Asia: Iran


Yazd Province

As far as mythology is concerned, the primary construction of parts of Yazd, such as Meibod, has been ascribed to prophet Solomon, while Yazd city and Abarkouh are believed to have been founded by Zahhak(a mythological king) and prophet Abraham, respectively. Stone hand-tools discovered in Shirkouh valleys, drawings engraved on a boulder in Mount Ernan, and pieces of engraved tiles discovered in Meibod’s Narain Castle, which researchers believe belong to Elamite era are all indicative of Yazd’s very rich heritage handed down from an ancient and well-rooted culture and civilization.

Yazd’s own civilization began flourishing at the outset of the agriculture era in four main areas including Mehriz and Fahraj,Yazd, Rostaq and Meibod and maybe Abarkouh region. These regions, which were along the ancient Rey-Kerman Highway, were considered as part of the remote territories of the Mede Empire in the ancient times.

In Achaemenid Monarch, the region enjoyed well-established routs, roads, maintenance posts, postal service and horse-changing centers. Yazd was mainly as a trade transit route. There are evidences of the worship of sun and the sun goddess, Anahita, by the region’s inhabitants long before the dissemination of neo-Zoroastrian religion.

The region was conquered by Arab in the 8th century AD and as of the second half of the same century, some Arab from Bani-Tamim and Bani-Amer entered Yazd and resided in a place later known as “Arabs’ Neighborhood”.

Later, in 1033 AD, Seljuk Toqrol exchanged Yazd and Abarkouh for Isfahan, with Zahiruddin Abou Mansour Faramarz Kakoui. Kakoui Dynasty rulers embarked on many useful projects and made considerable efforts in developing the city and attending to public welfare. They built numerous schools and subterranean canals to irrigate the city’s quarters and small towns around it.

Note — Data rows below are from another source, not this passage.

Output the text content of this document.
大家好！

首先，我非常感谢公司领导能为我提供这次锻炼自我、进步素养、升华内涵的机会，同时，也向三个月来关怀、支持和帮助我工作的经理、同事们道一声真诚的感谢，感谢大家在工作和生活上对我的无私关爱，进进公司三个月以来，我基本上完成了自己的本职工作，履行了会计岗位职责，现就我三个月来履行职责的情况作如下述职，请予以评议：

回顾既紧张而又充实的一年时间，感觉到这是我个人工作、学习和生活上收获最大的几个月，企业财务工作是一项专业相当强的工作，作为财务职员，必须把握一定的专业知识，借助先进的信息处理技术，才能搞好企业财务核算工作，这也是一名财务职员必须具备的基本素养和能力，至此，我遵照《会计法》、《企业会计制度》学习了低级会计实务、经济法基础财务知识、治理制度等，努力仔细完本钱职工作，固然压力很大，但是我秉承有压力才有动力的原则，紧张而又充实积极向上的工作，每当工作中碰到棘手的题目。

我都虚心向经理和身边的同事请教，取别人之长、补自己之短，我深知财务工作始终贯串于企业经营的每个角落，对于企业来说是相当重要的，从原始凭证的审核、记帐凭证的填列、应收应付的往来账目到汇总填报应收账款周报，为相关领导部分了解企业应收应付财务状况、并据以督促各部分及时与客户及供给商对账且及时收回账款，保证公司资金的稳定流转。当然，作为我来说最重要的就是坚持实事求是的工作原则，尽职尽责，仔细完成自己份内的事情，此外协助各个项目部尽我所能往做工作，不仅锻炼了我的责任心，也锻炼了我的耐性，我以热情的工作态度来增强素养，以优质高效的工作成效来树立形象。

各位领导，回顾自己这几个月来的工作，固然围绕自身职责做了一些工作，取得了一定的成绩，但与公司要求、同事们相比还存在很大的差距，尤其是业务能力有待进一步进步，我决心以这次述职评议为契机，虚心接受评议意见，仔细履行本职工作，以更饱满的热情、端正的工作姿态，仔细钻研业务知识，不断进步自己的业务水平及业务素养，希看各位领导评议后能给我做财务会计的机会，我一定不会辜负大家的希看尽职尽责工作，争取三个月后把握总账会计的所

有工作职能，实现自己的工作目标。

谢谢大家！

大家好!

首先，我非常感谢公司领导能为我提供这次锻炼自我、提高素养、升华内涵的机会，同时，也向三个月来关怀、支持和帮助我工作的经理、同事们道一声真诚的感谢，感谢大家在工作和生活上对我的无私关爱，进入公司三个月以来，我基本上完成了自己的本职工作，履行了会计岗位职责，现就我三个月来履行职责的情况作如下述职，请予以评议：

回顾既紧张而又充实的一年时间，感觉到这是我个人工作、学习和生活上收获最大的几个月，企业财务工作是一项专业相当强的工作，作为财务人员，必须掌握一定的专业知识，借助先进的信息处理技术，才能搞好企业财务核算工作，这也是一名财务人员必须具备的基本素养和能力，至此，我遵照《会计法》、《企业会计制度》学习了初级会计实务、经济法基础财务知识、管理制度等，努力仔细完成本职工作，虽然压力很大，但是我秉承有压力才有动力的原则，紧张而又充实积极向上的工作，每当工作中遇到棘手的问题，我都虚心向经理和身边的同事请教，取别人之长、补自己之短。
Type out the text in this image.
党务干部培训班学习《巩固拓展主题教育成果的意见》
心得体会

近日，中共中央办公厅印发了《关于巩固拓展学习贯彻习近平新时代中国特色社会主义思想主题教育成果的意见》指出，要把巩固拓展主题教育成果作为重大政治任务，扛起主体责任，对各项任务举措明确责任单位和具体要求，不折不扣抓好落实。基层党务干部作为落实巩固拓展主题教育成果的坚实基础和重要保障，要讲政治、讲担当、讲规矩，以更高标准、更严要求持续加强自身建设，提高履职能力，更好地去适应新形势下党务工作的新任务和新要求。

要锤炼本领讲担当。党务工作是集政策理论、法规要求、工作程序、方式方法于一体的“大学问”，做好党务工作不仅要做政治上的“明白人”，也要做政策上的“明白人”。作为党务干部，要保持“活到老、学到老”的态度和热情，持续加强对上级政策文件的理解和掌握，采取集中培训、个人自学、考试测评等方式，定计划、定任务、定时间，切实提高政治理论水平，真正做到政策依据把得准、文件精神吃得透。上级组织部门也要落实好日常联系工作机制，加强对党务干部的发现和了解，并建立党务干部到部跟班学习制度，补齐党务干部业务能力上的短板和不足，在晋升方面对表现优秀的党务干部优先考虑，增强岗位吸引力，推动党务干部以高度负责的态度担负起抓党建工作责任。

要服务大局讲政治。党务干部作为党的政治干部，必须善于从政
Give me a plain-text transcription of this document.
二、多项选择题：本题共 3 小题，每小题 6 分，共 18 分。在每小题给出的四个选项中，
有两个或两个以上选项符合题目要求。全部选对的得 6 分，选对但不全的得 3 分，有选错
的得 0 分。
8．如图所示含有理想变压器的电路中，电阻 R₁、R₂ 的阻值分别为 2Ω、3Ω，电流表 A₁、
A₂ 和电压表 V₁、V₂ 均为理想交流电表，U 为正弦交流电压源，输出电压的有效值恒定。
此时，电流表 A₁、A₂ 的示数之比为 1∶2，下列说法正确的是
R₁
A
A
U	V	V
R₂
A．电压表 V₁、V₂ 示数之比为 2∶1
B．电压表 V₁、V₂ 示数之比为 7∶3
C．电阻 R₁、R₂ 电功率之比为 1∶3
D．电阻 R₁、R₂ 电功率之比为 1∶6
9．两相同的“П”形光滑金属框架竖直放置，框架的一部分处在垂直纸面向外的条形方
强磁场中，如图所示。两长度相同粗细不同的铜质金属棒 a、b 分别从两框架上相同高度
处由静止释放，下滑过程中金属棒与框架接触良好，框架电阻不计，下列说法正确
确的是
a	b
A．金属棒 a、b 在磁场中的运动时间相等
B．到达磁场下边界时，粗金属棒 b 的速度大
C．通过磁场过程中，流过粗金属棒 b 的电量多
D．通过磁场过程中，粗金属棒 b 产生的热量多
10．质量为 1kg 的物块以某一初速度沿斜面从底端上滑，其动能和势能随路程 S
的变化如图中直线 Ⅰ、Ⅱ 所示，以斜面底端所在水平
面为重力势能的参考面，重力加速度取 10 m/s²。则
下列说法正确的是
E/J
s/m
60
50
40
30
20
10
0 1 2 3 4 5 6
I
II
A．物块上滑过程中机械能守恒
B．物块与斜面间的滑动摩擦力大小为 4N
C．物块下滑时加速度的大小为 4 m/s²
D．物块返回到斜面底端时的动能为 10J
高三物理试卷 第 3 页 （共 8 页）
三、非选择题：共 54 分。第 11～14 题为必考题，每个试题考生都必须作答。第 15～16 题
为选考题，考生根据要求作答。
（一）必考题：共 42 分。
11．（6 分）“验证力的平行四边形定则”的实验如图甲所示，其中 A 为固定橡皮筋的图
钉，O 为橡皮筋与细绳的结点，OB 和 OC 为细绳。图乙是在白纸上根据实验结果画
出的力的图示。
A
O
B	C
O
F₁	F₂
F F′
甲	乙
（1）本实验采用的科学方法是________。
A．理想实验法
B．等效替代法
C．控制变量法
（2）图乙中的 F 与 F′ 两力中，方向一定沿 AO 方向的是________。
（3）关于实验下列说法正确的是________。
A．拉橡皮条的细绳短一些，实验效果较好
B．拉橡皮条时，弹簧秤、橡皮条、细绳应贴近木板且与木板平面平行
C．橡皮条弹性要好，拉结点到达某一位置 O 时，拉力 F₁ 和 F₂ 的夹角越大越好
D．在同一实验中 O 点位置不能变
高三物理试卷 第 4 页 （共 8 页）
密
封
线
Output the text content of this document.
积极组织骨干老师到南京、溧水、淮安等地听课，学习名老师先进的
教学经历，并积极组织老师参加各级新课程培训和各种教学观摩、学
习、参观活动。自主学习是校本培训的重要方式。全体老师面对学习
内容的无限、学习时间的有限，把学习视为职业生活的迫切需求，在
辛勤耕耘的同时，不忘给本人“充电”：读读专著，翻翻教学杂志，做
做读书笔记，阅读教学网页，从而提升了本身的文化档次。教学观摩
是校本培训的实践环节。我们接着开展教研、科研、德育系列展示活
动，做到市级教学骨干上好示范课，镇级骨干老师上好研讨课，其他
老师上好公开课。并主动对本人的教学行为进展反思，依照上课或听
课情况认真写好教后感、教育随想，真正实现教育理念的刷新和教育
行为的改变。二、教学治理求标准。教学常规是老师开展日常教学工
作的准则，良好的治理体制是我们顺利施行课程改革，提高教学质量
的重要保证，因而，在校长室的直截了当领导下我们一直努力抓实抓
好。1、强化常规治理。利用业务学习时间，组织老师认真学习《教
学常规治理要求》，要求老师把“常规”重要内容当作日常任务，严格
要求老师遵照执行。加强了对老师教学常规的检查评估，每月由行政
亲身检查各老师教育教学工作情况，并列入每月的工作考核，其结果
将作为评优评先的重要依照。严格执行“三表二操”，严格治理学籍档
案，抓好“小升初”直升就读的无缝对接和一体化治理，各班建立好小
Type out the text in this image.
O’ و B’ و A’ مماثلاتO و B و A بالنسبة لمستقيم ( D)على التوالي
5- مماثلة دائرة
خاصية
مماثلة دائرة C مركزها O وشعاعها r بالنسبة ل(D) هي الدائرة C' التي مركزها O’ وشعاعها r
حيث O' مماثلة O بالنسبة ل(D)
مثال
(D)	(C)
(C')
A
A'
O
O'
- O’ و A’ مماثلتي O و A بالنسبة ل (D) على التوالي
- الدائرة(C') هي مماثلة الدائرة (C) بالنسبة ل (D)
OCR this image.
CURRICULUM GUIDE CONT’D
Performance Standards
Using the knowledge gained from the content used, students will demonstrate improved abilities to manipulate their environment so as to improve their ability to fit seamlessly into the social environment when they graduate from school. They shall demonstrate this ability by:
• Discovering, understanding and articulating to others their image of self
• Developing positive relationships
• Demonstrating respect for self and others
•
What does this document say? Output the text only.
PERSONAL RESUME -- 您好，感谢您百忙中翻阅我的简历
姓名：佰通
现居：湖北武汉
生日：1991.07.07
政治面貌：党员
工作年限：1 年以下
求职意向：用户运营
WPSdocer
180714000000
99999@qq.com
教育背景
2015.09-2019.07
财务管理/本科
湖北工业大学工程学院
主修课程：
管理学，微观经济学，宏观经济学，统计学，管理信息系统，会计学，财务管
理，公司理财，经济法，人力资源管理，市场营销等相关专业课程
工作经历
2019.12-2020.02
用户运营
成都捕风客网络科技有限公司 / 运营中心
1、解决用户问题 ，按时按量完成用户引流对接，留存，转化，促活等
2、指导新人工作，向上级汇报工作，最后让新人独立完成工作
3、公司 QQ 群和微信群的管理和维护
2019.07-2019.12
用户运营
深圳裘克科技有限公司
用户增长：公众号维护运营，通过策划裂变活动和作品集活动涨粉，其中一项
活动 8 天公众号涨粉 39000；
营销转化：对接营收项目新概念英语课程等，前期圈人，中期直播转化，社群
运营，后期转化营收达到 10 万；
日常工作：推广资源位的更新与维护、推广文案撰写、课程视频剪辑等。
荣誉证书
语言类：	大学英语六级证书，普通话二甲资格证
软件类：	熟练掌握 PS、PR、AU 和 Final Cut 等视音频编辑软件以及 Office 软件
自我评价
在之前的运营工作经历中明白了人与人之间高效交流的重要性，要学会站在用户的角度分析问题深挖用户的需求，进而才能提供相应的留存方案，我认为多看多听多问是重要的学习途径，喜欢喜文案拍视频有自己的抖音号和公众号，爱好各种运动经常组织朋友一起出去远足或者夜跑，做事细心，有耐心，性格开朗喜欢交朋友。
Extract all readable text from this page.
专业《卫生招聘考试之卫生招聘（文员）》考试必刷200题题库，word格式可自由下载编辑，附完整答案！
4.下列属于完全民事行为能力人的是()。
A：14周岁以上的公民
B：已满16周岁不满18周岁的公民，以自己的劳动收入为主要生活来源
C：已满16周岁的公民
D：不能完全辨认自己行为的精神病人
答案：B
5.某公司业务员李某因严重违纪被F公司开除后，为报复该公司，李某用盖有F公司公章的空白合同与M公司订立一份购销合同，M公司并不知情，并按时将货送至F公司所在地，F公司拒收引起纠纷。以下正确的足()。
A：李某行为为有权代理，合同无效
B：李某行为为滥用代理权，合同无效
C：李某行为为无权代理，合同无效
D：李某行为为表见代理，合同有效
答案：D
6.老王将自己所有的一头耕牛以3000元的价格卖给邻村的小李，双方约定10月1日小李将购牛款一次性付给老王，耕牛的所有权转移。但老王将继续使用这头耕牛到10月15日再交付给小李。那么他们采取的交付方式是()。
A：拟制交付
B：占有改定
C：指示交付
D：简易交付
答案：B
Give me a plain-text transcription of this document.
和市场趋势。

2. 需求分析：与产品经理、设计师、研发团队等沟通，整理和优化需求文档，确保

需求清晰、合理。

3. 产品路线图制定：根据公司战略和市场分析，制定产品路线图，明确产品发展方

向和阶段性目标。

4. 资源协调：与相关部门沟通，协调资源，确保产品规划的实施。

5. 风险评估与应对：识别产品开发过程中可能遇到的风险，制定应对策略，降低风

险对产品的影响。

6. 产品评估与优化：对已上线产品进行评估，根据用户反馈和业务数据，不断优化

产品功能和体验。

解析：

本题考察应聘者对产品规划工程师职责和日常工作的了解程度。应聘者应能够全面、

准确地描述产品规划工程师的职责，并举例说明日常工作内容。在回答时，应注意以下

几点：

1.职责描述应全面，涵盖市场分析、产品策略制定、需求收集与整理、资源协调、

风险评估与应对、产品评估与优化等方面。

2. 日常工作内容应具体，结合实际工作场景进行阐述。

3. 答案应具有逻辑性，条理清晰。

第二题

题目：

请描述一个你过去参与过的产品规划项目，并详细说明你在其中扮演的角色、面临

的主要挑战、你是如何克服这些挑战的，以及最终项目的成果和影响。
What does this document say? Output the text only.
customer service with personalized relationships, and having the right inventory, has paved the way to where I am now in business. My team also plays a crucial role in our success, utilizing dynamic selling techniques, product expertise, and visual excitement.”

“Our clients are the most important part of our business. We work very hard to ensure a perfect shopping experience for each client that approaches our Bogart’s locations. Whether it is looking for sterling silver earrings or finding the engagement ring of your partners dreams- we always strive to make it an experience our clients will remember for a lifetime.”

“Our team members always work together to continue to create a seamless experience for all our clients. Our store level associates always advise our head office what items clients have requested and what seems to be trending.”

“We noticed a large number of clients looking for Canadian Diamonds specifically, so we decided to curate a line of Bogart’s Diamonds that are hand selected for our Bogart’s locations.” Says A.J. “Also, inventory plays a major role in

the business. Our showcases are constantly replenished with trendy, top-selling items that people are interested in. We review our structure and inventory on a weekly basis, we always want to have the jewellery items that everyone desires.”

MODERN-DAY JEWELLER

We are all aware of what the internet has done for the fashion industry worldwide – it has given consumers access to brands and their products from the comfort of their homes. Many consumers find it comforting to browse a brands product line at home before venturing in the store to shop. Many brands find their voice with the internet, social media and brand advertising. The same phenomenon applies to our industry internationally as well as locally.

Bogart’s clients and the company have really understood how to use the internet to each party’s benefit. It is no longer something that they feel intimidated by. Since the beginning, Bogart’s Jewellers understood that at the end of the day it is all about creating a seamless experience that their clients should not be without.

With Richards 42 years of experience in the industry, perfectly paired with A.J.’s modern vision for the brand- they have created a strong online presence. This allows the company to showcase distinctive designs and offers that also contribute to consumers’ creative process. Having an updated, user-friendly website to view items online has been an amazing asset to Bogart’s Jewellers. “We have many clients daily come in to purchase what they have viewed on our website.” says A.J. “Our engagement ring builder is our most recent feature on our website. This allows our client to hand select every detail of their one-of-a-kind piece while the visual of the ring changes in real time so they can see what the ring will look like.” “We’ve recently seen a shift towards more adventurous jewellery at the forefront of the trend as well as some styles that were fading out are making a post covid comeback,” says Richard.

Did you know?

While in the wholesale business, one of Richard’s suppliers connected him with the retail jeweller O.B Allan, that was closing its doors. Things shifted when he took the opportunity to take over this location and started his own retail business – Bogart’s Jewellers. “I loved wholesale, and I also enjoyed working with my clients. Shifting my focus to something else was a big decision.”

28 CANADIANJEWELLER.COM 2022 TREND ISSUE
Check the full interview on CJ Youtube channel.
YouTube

During Alaoddoleh Kakoui’s region, a rampart was erected around the city for the first time. Also, four ironclad gates were placed at four entrances to the city. The last of Kakoui Dynasty’s rulers, Amir Faramarz, established a village around Abrandabad, which was later known as the Faramarz Gerd.

It was during Sultan Qotbeddin’s rule, when Mongol conqueror Genghiz Khan invaded Iran. Qotbeddin accepted the Mongol domination and his successors were reinstated in Yazd as Mongol appointees and they thus saved the city from destruction with their competence and political acumen. Since Iran’s southern provinces had fallen to Mongol Conquerors by then, Yazdi commodities could reach beyond Iran’s southern waters, especially, India. Yet, the only problem was the safety of routes leading to target markets.

The situation of Yazd on the desert’s margin was frightening to caravans as they would be subject to bandits’ attacks from every direction while passing that route. Mongol rulers then appointed Sharafoddin Mozaffar, father of Amir Mobarezeddin Mohammad, to put down the bandits’ threat. He took the challenge with all of his might and suppressed the bandits to the point that according to a book entitled Majmaal-Ansab. He would deliberately leave bags if gold and silver on passageways and no one dared touch them! Within the century that Mongol ruled Iran, Yazd expanded two-fold and was turned into a political center under Mozaffar dynasty, especially during the time of its founder, Amir Mobarezeddin Mohammad. It has been reported that Mozaffar’s Family rulers were Arab, who had migrated to Iran in the early days of Islam, and had resided in Khorasan’s Khaph region.

Though Mozaffar Dynasty’s rule was suppressive towards people in other regions, it was rather tolerant to the people of Yazd. As such, Yazd’s culmination of material and cultural development occurred during the same era. The number of schools built in Yazd at the time was totally unrivalled compared to that of any other area across Iran. This cultural development expanded to the point, which won the title “House of Knowledge” for the city. Various branches of knowledge and sciences were taught in Yazd’s schools. It should be noted that mysticism saw a very prosperous era across the province during the region of Mozaffar’s Family.